Not content to stop there, Denali also tried to tamp down a potential immune reaction by removing one of the antibody’s effector sites. This is the part of the antibody that, once the molecule has bound to Abeta, actually recruits the brain’s waste disposal system to clear the plaques.
“What we've shown in the paper is that if you remove effector function entirely, you lose the ability to clear plaques as effectively,” Lewcock explained. “We essentially removed effector function from one side of the molecule,” which made the antibody safer but still as effective, he said.
Whether Denali’s antibody is truly safer remains unanswered for Schrag, who said the small number of mice used in the study may have made it tricky to detect ARIA, which typically occurs at single-digit percentages of human patients.
“When you're looking at a relatively low frequency event, you need to have significant numbers to detect the difference,” Schrag said.
Lewcock agreed that the sample size was small but is confident in the findings.
“Putting animals into the MRI on a regular basis is a little bit of a challenging task,” he said. “But we're excited because the differentiation we saw between the first-generation molecules and our molecules was just huge.”
Differentiation also matters when it comes to the second generation of Abeta antibodies. Roche already has a transferrin-binding candidate, trontinemab, poised to enter phase 3 trials. And AbbVie bought Aliada Therapeutics last fall to gain access to an in-licensed Johnson & Johnson asset that is also designed to cross the blood-brain barrier. Against both of these rivals, Lewcock thinks Denali’s candidate stands out.
Aliada removed effector function entirely from its molecule, he said, which could make it less able to clear amyloid plaques. And, as for Roche, “instead of building TfR binding into the molecule itself, it has an appended TfR binding sequence,” Lewcock said. “We think, and it's shown already in the clinic, there's potential for immunogenicity there.”
One benefit of Denali’s approach is that it isn’t limited to targeting Abeta, or even to just antibodies. The biotech also uses TfR to get enzymes, like lead asset tividenofusp alfa, and antisense oligonucleotides into the brain.

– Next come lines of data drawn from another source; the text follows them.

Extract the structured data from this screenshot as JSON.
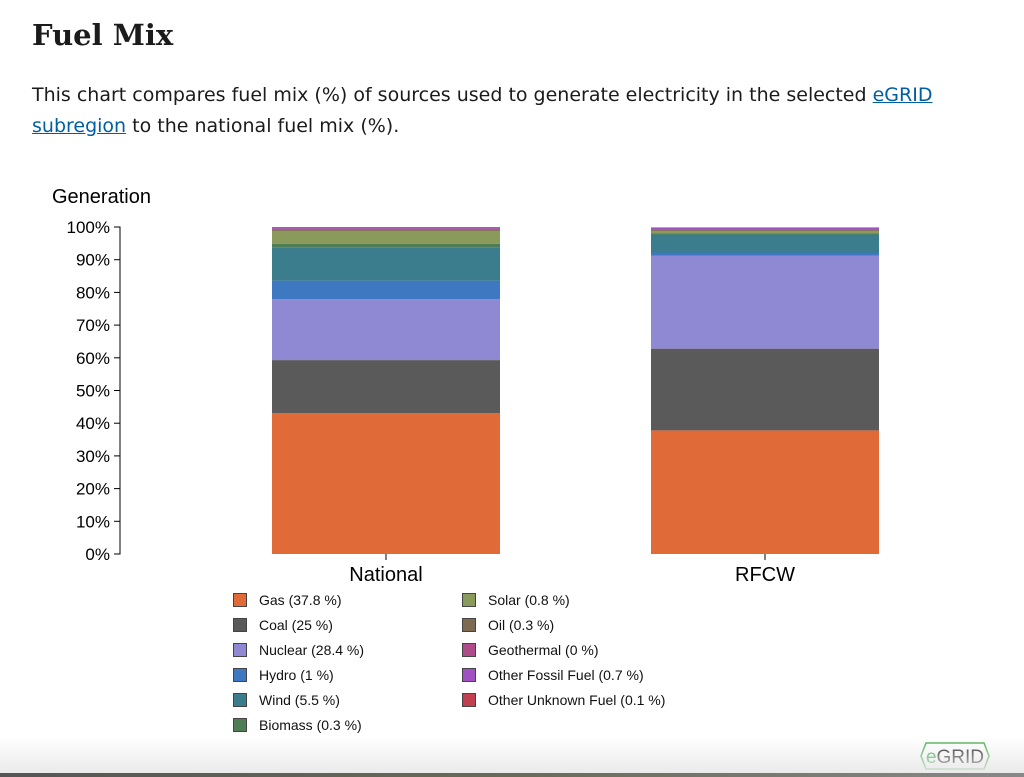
{
  "title": "Fuel Mix",
  "description": {
    "before": "This chart compares fuel mix (%) of sources used to generate electricity in the selected ",
    "link": "eGRID subregion",
    "after": " to the national fuel mix (%)."
  },
  "logo": "eGRID",
  "chart_data": {
    "type": "bar",
    "stacked": true,
    "ylabel": "Generation",
    "ylim": [
      0,
      100
    ],
    "yticks": [
      "0%",
      "10%",
      "20%",
      "30%",
      "40%",
      "50%",
      "60%",
      "70%",
      "80%",
      "90%",
      "100%"
    ],
    "categories": [
      "National",
      "RFCW"
    ],
    "series": [
      {
        "name": "Gas",
        "color": "#e06a38",
        "values": [
          43.1,
          37.8
        ]
      },
      {
        "name": "Coal",
        "color": "#5a5a5a",
        "values": [
          16.2,
          25
        ]
      },
      {
        "name": "Nuclear",
        "color": "#8f88d2",
        "values": [
          18.6,
          28.4
        ]
      },
      {
        "name": "Hydro",
        "color": "#3d78c0",
        "values": [
          5.7,
          1
        ]
      },
      {
        "name": "Wind",
        "color": "#3b7d8c",
        "values": [
          10.2,
          5.5
        ]
      },
      {
        "name": "Biomass",
        "color": "#4e7d56",
        "values": [
          1.1,
          0.3
        ]
      },
      {
        "name": "Solar",
        "color": "#8a9a5a",
        "values": [
          3.9,
          0.8
        ]
      },
      {
        "name": "Oil",
        "color": "#7d6a50",
        "values": [
          0.3,
          0.3
        ]
      },
      {
        "name": "Geothermal",
        "color": "#b04b8a",
        "values": [
          0.4,
          0
        ]
      },
      {
        "name": "Other Fossil Fuel",
        "color": "#a050c0",
        "values": [
          0.3,
          0.7
        ]
      },
      {
        "name": "Other Unknown Fuel",
        "color": "#c04050",
        "values": [
          0.2,
          0.1
        ]
      }
    ],
    "legend": [
      "Gas (37.8 %)",
      "Coal (25 %)",
      "Nuclear (28.4 %)",
      "Hydro (1 %)",
      "Wind (5.5 %)",
      "Biomass (0.3 %)",
      "Solar (0.8 %)",
      "Oil (0.3 %)",
      "Geothermal (0 %)",
      "Other Fossil Fuel (0.7 %)",
      "Other Unknown Fuel (0.1 %)"
    ],
    "legend_placement": "bottom",
    "grid": false
  }
}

“We have a tau program using our oligo delivery system that is also very close to clinical studies,” Lewcock said. And, if the approach really is safer for Alzheimer’s patients, could that open the door for a combined therapy to tackle both amyloid and tau?
“It's an exciting idea ripe with potential and complexities,” Lewcock said. “But I think where the field overall is heading is in terms of combinations, whether they're individual molecules or being able to combine modalities.”